Are Object-Centric Representations Better At Compositional Generalization?
Professional Abstract
"Compositional generalization is a crucial cognitive ability that allows humans to understand and reason about new combinations of familiar concepts. This capability poses a significant challenge in the field of machine learning, particularly within the domain of visual question answering (VQA). The study presented in this paper addresses this challenge by investigating the effectiveness of object-centric (OC) representations in enhancing compositional generalization in visually rich environments. The authors introduce a benchmark designed to evaluate how well various vision encoders, both with and without object-centric biases, can generalize to unseen combinations of object properties across three distinct visual worlds: CLEVRTex, Super-CLEVR, and MOVi-C. To ensure a robust and fair evaluation, the authors meticulously controlled for several factors, including training data diversity, sample size, representation size, downstream model capacity, and computational resources.
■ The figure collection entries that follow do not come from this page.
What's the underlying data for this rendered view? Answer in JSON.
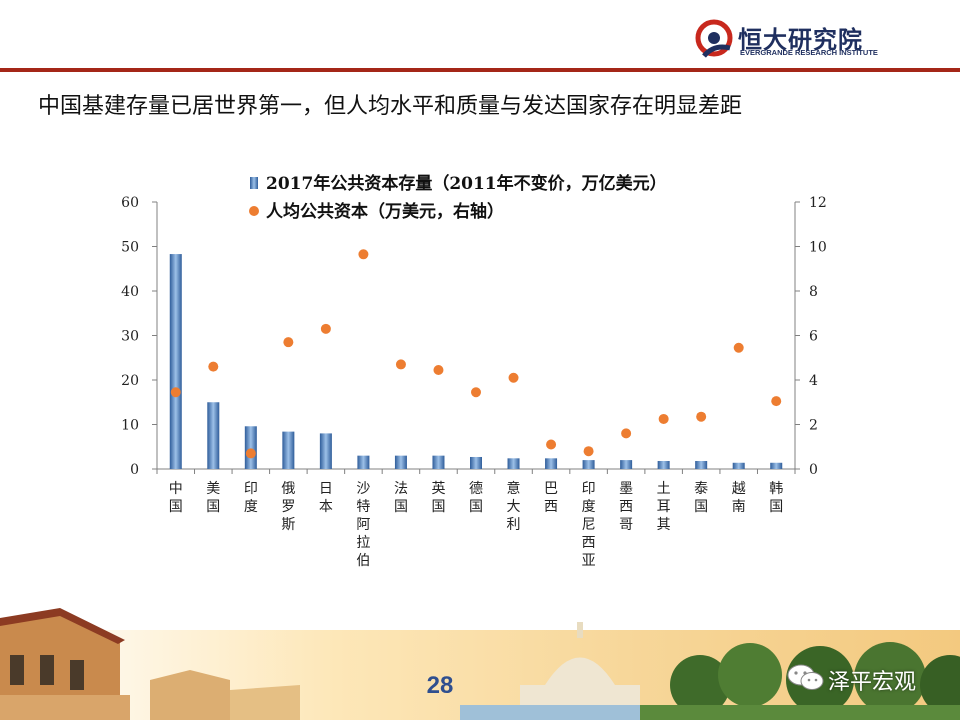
{
  "brand": {
    "name": "恒大研究院",
    "subtitle": "EVERGRANDE RESEARCH INSTITUTE",
    "color": "#1f2f5f",
    "accent": "#c8281d"
  },
  "slide": {
    "title": "中国基建存量已居世界第一，但人均水平和质量与发达国家存在明显差距",
    "page_number": "28",
    "rule_color": "#a42618"
  },
  "watermark": {
    "text": "泽平宏观",
    "icon": "wechat-icon"
  },
  "chart_data": {
    "type": "bar",
    "categories": [
      "中国",
      "美国",
      "印度",
      "俄罗斯",
      "日本",
      "沙特阿拉伯",
      "法国",
      "英国",
      "德国",
      "意大利",
      "巴西",
      "印度尼西亚",
      "墨西哥",
      "土耳其",
      "泰国",
      "越南",
      "韩国"
    ],
    "series": [
      {
        "name": "2017年公共资本存量（2011年不变价，万亿美元）",
        "type": "bar",
        "axis": "left",
        "color": "#4f7fbf",
        "values": [
          48.3,
          15.0,
          9.6,
          8.4,
          8.0,
          3.0,
          3.0,
          3.0,
          2.7,
          2.4,
          2.4,
          2.0,
          2.0,
          1.8,
          1.8,
          1.4,
          1.4
        ]
      },
      {
        "name": "人均公共资本（万美元，右轴）",
        "type": "scatter",
        "axis": "right",
        "color": "#ed7d31",
        "values": [
          3.45,
          4.6,
          0.7,
          5.7,
          6.3,
          9.65,
          4.7,
          4.45,
          3.45,
          4.1,
          1.1,
          0.8,
          1.6,
          2.25,
          2.35,
          5.45,
          3.05
        ]
      }
    ],
    "y_left": {
      "ticks": [
        "0",
        "10",
        "20",
        "30",
        "40",
        "50",
        "60"
      ],
      "ylim": [
        0,
        60
      ]
    },
    "y_right": {
      "ticks": [
        "0",
        "2",
        "4",
        "6",
        "8",
        "10",
        "12"
      ],
      "ylim": [
        0,
        12
      ]
    },
    "legend": "top-center",
    "grid": false
  }
}
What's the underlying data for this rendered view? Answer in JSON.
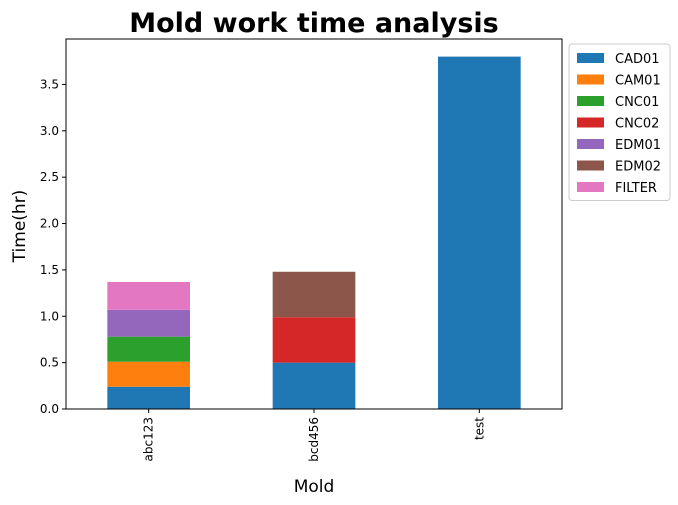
{
  "chart_data": {
    "type": "bar",
    "stacked": true,
    "title": "Mold work time analysis",
    "xlabel": "Mold",
    "ylabel": "Time(hr)",
    "categories": [
      "abc123",
      "bcd456",
      "test"
    ],
    "ylim": [
      0,
      3.99
    ],
    "yticks": [
      "0.0",
      "0.5",
      "1.0",
      "1.5",
      "2.0",
      "2.5",
      "3.0",
      "3.5"
    ],
    "legend_position": "upper-left-outside-right",
    "grid": false,
    "series": [
      {
        "name": "CAD01",
        "color": "#1f77b4",
        "values": [
          0.24,
          0.5,
          3.8
        ]
      },
      {
        "name": "CAM01",
        "color": "#ff7f0e",
        "values": [
          0.27,
          0,
          0
        ]
      },
      {
        "name": "CNC01",
        "color": "#2ca02c",
        "values": [
          0.27,
          0,
          0
        ]
      },
      {
        "name": "CNC02",
        "color": "#d62728",
        "values": [
          0,
          0.49,
          0
        ]
      },
      {
        "name": "EDM01",
        "color": "#9467bd",
        "values": [
          0.29,
          0,
          0
        ]
      },
      {
        "name": "EDM02",
        "color": "#8c564b",
        "values": [
          0,
          0.49,
          0
        ]
      },
      {
        "name": "FILTER",
        "color": "#e377c2",
        "values": [
          0.3,
          0,
          0
        ]
      }
    ]
  }
}
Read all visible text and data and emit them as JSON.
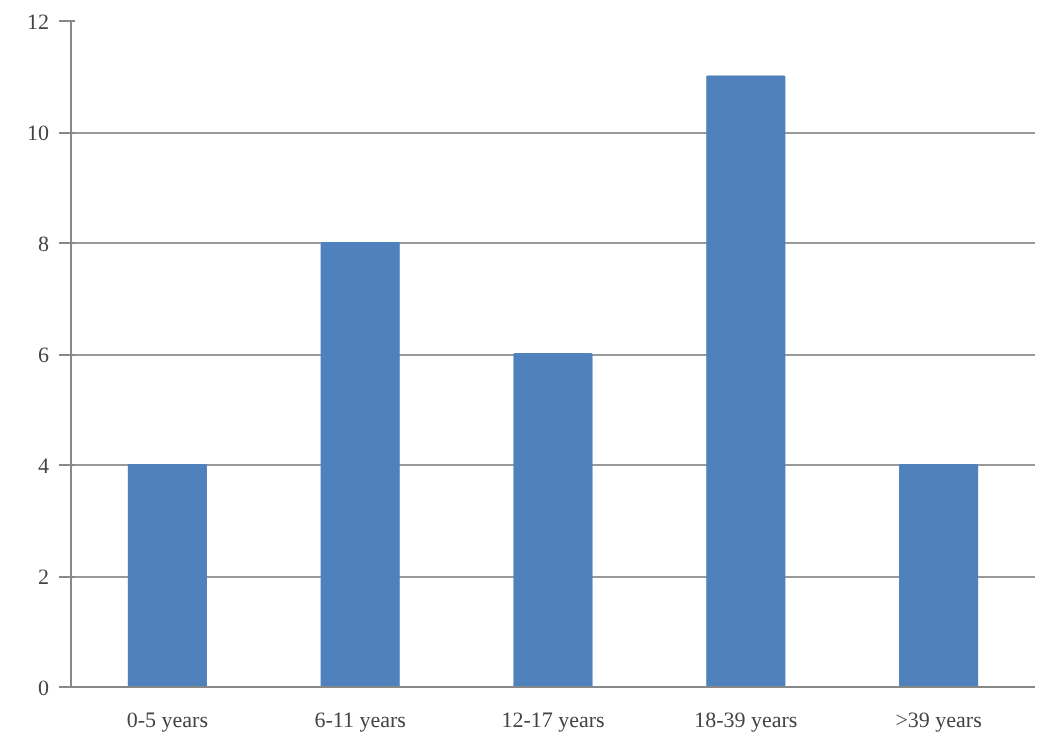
{
  "chart_data": {
    "type": "bar",
    "categories": [
      "0-5 years",
      "6-11 years",
      "12-17 years",
      "18-39 years",
      ">39 years"
    ],
    "values": [
      4,
      8,
      6,
      11,
      4
    ],
    "color": "#4f81bd",
    "ylim": [
      0,
      12
    ],
    "yticks": [
      0,
      2,
      4,
      6,
      8,
      10,
      12
    ],
    "grid": "y"
  }
}
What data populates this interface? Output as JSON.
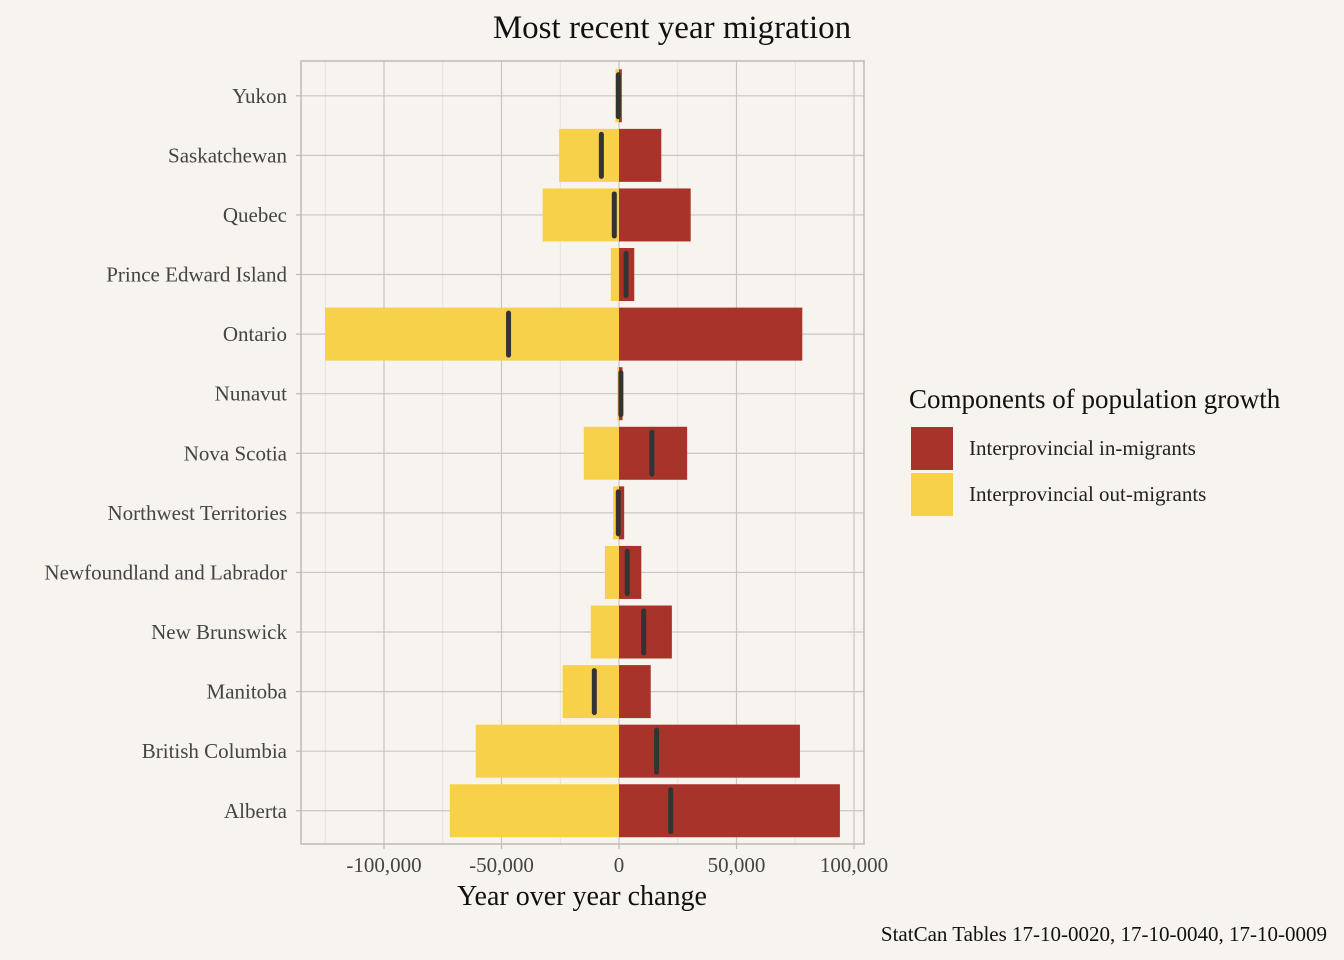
{
  "chart_data": {
    "type": "bar",
    "title": "Most recent year migration",
    "xlabel": "Year over year change",
    "ylabel": "",
    "caption": "StatCan Tables 17-10-0020, 17-10-0040, 17-10-0009",
    "xlim": [
      -125000,
      95000
    ],
    "xticks": [
      -100000,
      -50000,
      0,
      50000,
      100000
    ],
    "xtick_labels": [
      "-100,000",
      "-50,000",
      "0",
      "50,000",
      "100,000"
    ],
    "grid": true,
    "legend": {
      "title": "Components of population growth",
      "placement": "right"
    },
    "categories": [
      "Yukon",
      "Saskatchewan",
      "Quebec",
      "Prince Edward Island",
      "Ontario",
      "Nunavut",
      "Nova Scotia",
      "Northwest Territories",
      "Newfoundland and Labrador",
      "New Brunswick",
      "Manitoba",
      "British Columbia",
      "Alberta"
    ],
    "series": [
      {
        "name": "Interprovincial in-migrants",
        "color": "#a8332a",
        "values": [
          1200,
          18000,
          30500,
          6500,
          78000,
          1500,
          29000,
          2200,
          9500,
          22500,
          13500,
          77000,
          94000
        ]
      },
      {
        "name": "Interprovincial out-migrants",
        "color": "#f8d14b",
        "values": [
          -1500,
          -25500,
          -32500,
          -3500,
          -125000,
          -700,
          -15000,
          -2500,
          -6000,
          -12000,
          -24000,
          -61000,
          -72000
        ]
      }
    ],
    "net": {
      "color": "#333333",
      "values": [
        -300,
        -7500,
        -2000,
        3000,
        -47000,
        800,
        14000,
        -300,
        3500,
        10500,
        -10500,
        16000,
        22000
      ]
    }
  }
}
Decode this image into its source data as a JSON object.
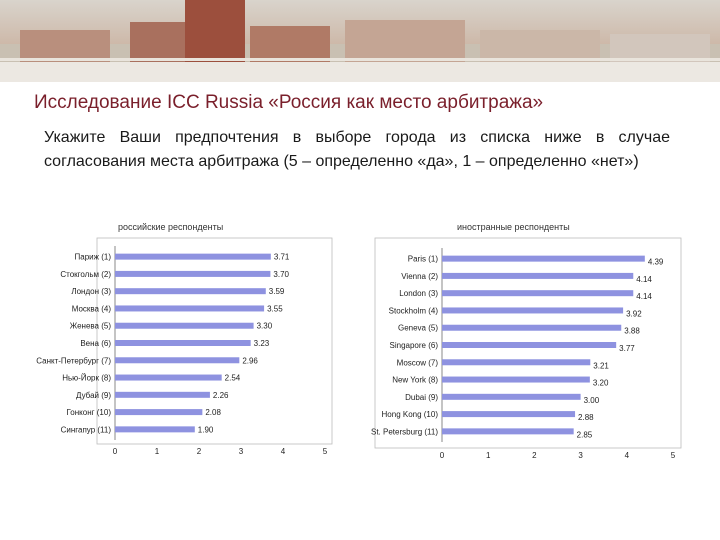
{
  "header": {
    "title": "Исследование ICC Russia «Россия как место арбитража»",
    "subtitle": "Укажите Ваши предпочтения в выборе города из списка ниже в случае согласования места арбитража (5 – определенно «да», 1 – определенно «нет»)"
  },
  "colors": {
    "bar": "#8e92e0",
    "title": "#7a1f2b",
    "axis": "#888888"
  },
  "chart_data": [
    {
      "type": "bar",
      "orientation": "horizontal",
      "title": "российские респонденты",
      "categories": [
        "Париж (1)",
        "Стокгольм (2)",
        "Лондон (3)",
        "Москва (4)",
        "Женева (5)",
        "Вена (6)",
        "Санкт-Петербург (7)",
        "Нью-Йорк (8)",
        "Дубай (9)",
        "Гонконг (10)",
        "Сингапур (11)"
      ],
      "values": [
        3.71,
        3.7,
        3.59,
        3.55,
        3.3,
        3.23,
        2.96,
        2.54,
        2.26,
        2.08,
        1.9
      ],
      "value_labels": [
        "3.71",
        "3.70",
        "3.59",
        "3.55",
        "3.30",
        "3.23",
        "2.96",
        "2.54",
        "2.26",
        "2.08",
        "1.90"
      ],
      "xlim": [
        0,
        5
      ],
      "ticks": [
        "0",
        "1",
        "2",
        "3",
        "4",
        "5"
      ],
      "grid": false
    },
    {
      "type": "bar",
      "orientation": "horizontal",
      "title": "иностранные респонденты",
      "categories": [
        "Paris (1)",
        "Vienna (2)",
        "London (3)",
        "Stockholm (4)",
        "Geneva (5)",
        "Singapore (6)",
        "Moscow (7)",
        "New York (8)",
        "Dubai (9)",
        "Hong Kong (10)",
        "St. Petersburg (11)"
      ],
      "values": [
        4.39,
        4.14,
        4.14,
        3.92,
        3.88,
        3.77,
        3.21,
        3.2,
        3.0,
        2.88,
        2.85
      ],
      "value_labels": [
        "4.39",
        "4.14",
        "4.14",
        "3.92",
        "3.88",
        "3.77",
        "3.21",
        "3.20",
        "3.00",
        "2.88",
        "2.85"
      ],
      "xlim": [
        0,
        5
      ],
      "ticks": [
        "0",
        "1",
        "2",
        "3",
        "4",
        "5"
      ],
      "grid": false
    }
  ]
}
They utilized two prominent vision encoders—DINOv2 and SigLIP2—as the foundational models, alongside their object-centric counterparts. The results of their experiments yield several key insights: firstly, OC approaches demonstrate superior performance in more challenging compositional generalization scenarios, suggesting that these representations are particularly adept at handling complex visual reasoning tasks. Conversely, traditional dense representations tend to excel only in simpler settings, often requiring significantly more computational resources to achieve comparable results. Secondly, the study highlights the sample efficiency of OC models, which can achieve robust generalization with fewer training images compared to dense encoders. The latter only begin to match or exceed the performance of OC models when provided with ample data and diversity in training samples. Overall, the findings underscore the potential of object-centric representations to facilitate stronger compositional generalization, particularly when constraints are placed on dataset size, training diversity, or computational capacity. This research contributes valuable insights into the ongoing discourse surrounding the development of more effective machine learning models capable of mimicking human-like reasoning abilities in complex visual environments."